The Midstage Crop
The most exciting drugs in development, Wong believes, are those in Phase II, even though preliminary revenue forecasts currently
lag behind the projections for Phase III candidates. Wong identifies three compounds that are showing the double-digit weight-loss
percentage that prescribers want.
Tesofensine, by Neurosearch, a Danish biotech, is a dopamine, serotonin, and norepinephrine re-uptake inhibitor originally
in development for Alzheimer's and Parkinson's diseases. The drug boasts weight-loss efficacy data of 29 to 33 pounds. Patients
in typical obesity studies average 220 pounds, according to Wong. Tesofensine's performance rivals the efficacy of Fen-phen,
and outstrips the weight losses achieved by either rimonabant or sibutramine. The triple mechanism of action, however, may
present serious side-effect issues in large-scale trials.

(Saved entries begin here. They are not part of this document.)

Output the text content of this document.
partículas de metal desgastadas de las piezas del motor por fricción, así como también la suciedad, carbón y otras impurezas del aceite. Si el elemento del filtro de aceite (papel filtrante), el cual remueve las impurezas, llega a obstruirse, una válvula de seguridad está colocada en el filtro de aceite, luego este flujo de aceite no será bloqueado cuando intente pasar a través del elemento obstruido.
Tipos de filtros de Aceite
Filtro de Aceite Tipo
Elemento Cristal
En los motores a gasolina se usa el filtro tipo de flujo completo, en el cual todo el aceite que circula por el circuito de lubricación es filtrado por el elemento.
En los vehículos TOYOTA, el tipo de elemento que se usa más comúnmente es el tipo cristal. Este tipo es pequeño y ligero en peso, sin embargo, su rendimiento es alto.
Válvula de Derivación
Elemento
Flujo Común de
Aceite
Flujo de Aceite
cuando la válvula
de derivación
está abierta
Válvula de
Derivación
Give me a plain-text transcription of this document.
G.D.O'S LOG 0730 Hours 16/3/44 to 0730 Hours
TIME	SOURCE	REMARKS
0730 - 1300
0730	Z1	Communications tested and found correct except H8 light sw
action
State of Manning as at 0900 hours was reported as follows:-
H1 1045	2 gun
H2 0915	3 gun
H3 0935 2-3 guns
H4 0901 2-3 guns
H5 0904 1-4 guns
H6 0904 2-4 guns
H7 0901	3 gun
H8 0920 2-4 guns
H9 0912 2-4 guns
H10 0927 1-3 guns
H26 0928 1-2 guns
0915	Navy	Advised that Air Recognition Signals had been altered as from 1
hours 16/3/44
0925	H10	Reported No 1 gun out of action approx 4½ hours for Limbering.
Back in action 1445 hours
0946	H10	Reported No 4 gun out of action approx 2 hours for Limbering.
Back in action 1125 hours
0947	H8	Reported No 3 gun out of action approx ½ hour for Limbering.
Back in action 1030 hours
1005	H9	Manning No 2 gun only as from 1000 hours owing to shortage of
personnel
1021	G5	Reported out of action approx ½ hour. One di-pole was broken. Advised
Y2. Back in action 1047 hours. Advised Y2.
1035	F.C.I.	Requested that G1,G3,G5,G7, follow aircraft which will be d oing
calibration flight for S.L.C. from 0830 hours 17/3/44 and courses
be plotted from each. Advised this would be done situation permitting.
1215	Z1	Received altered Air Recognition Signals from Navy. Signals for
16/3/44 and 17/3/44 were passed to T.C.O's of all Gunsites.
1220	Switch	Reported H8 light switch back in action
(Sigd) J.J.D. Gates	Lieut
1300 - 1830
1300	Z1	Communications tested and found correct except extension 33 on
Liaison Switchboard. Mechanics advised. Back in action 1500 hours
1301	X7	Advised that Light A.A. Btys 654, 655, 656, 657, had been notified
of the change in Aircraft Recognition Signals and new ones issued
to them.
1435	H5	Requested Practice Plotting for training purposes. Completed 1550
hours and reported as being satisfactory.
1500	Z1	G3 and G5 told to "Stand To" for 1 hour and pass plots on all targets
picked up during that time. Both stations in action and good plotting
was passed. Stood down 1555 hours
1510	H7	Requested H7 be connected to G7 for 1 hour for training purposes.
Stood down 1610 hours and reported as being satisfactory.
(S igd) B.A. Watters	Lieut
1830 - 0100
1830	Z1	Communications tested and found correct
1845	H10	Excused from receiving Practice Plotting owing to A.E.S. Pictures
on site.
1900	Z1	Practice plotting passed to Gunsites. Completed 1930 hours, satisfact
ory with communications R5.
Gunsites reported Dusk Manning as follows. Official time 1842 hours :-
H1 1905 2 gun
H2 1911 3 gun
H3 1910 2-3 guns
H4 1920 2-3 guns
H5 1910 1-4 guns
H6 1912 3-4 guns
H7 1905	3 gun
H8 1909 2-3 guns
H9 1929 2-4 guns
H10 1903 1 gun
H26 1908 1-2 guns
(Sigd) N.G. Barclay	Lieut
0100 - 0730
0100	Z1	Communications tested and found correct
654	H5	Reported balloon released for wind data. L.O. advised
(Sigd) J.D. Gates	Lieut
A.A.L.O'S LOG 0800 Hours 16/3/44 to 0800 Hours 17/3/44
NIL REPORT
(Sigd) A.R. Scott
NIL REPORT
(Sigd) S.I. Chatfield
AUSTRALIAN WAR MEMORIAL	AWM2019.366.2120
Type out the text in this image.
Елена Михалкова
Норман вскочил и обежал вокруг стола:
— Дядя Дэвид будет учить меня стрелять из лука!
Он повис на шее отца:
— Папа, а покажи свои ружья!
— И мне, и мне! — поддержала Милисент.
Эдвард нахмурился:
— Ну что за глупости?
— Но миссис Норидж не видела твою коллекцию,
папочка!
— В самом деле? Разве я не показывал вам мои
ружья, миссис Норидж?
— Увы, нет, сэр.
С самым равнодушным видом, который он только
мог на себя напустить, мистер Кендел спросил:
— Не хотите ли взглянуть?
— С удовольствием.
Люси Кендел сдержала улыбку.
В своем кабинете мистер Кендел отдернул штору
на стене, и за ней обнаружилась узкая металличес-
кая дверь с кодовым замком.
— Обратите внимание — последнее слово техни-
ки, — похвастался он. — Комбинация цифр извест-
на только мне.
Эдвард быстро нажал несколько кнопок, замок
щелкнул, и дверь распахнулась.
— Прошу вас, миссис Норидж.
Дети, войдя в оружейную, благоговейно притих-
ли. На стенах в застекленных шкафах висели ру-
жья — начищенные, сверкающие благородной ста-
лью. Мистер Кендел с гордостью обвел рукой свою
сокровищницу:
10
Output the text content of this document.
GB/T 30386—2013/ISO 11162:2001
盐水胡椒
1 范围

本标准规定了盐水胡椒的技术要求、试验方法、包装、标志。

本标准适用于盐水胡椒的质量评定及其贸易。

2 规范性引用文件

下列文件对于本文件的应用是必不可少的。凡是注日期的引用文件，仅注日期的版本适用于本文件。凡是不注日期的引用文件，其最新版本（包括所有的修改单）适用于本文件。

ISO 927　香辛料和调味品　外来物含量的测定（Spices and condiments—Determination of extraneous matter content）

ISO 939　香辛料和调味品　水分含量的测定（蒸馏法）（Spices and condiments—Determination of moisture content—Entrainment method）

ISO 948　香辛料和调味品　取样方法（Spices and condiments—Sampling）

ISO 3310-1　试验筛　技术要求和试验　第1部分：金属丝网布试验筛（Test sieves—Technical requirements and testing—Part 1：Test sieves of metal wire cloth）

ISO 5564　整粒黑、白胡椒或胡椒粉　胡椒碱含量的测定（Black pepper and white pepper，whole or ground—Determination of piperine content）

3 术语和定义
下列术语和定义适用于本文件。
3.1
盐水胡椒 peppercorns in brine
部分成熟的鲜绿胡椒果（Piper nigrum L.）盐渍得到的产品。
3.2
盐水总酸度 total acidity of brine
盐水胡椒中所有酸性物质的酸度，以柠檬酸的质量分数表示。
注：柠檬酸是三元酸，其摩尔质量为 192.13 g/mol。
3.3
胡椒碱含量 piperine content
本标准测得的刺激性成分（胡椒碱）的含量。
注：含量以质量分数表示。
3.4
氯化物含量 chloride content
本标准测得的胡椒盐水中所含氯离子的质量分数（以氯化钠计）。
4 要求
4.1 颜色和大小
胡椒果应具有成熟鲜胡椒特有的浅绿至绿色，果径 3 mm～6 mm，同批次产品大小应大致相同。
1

Empatic, by Orexigen, is a combination of bupropion (the antidepressant in Orexigen's Contrave) and zonisamide, an antiepileptic
drug. The combination has demonstrated a weight-loss average of 13 to 14 percent in 48 weeks. Although Wong likes the efficacy
of the drug, he thinks regulators and prescribers will be wary of the anti-epileptic agent, as with Qnexa.
Wong's pick of the litter is Amylin Pharmaceuticals' combination of pramlintide, a glycemic control drug for insulin-dependent
diabetics, and metreleptin, recombinant human leptin. Leptin is a messenger molecule produced naturally by a fat cell that
tells the brain how much energy is stored inside the cell. When the brain perceives leptin, it believes it has sufficient
energy stores and shuts down the appetite. Amgen began to develop a leptin drug in the 1990s; although the drug worked well
in mice, it was ineffective in obese humans. The problem, Wong explains, was leptin resistance: Obesity appears to desensitize
the brain to leptin, even when it is circulating in high quantities. Enter pramlintide, which apparently restores the brain's
response to leptin. "And if you administer this combination with extra leptin, you can actually decrease appetite," Wong says.
In a 28-week Phase II dosing study, patients with a starting BMI less than 35 who were treated with the highest dose lost
11 percent of their baseline weight, compared to 1.8 percent for placebo. InThought sees a 2013 launch with revenues reaching
$389 million by 2016. Sagient sees a 2014 launch with $102 million in revenues by 2016.
The Tough Take-Home
It's far from certain which, if any, of these six drugs FDA will ultimately approve. All face unique safety hurdles, and it
is unclear how high agency standards will be in the coming years. Big Pharma companies are not rushing to partner with any
of the small companies that have drugs in Phases II and III, though all will likely need to make deals to fund further large-scale
clinical trials or to access sales and marketing forces at launch time.
This situation is no surprise, says Cuttler. In the years when rimonabant looked like the next great blockbuster, most big
companies were working on competing obesity agents, and had little incentive to acquire new ones, especially combinations
based on compounds that would go generic sooner than their own candidates. Now, with CB1 receptor blockers out of the clinic
(a handful remain in preclinical development), the smaller companies with viable candidates are in the driver's seat. They
may choose to wait until their Phase III data is out before signing a licensing agreement, if only to push for a better deal.
If these modestly effective drugs do reach the market, the challenge for drugmakers will be targeting them to the populations
where they'll do the most good and the least damage, according to Datamonitor, whose analysts also project the lowest revenues
for today's late-stage drug candidates.
In the absence of effective drug therapies—and ignoring bariatric surgery, which is recommended for only the most obese patients—behavioral
changes around diet and exercise offer the best chance for countering obesity. But lifestyle improvements, Datamonitor's Angell
notes, have generally shown poor results in adult populations. Wong's research shows that most patients fail to stick to diet
and exercise routines for more than two or three months at a time.
Yet such lifestyle interventions may prevent young people from becoming obese in the first place. In government-run health
systems like that of the UK, the vast majority of money is being put into preventing obesity, not treating it. Regulators
in the EU are currently debating tougher food advertising and labeling restrictions, as well as pushing the food and retailing
industries to reformulate recipes, cutting back on salt and fat. Advocates in the US are mobilizing around similar goals.
Even if behavioral changes were to take root widely, rates of obesity would likely be slow to change—shrinking only as older
obese people die and are replaced by fewer younger ones. A similar process is reducing the number of tobacco smokers, at least
in countries with anti-smoking campaigns. This gradual process means that the present obese population—and the giant potential
market for new drugs—is almost certain to remain underserved for another generation.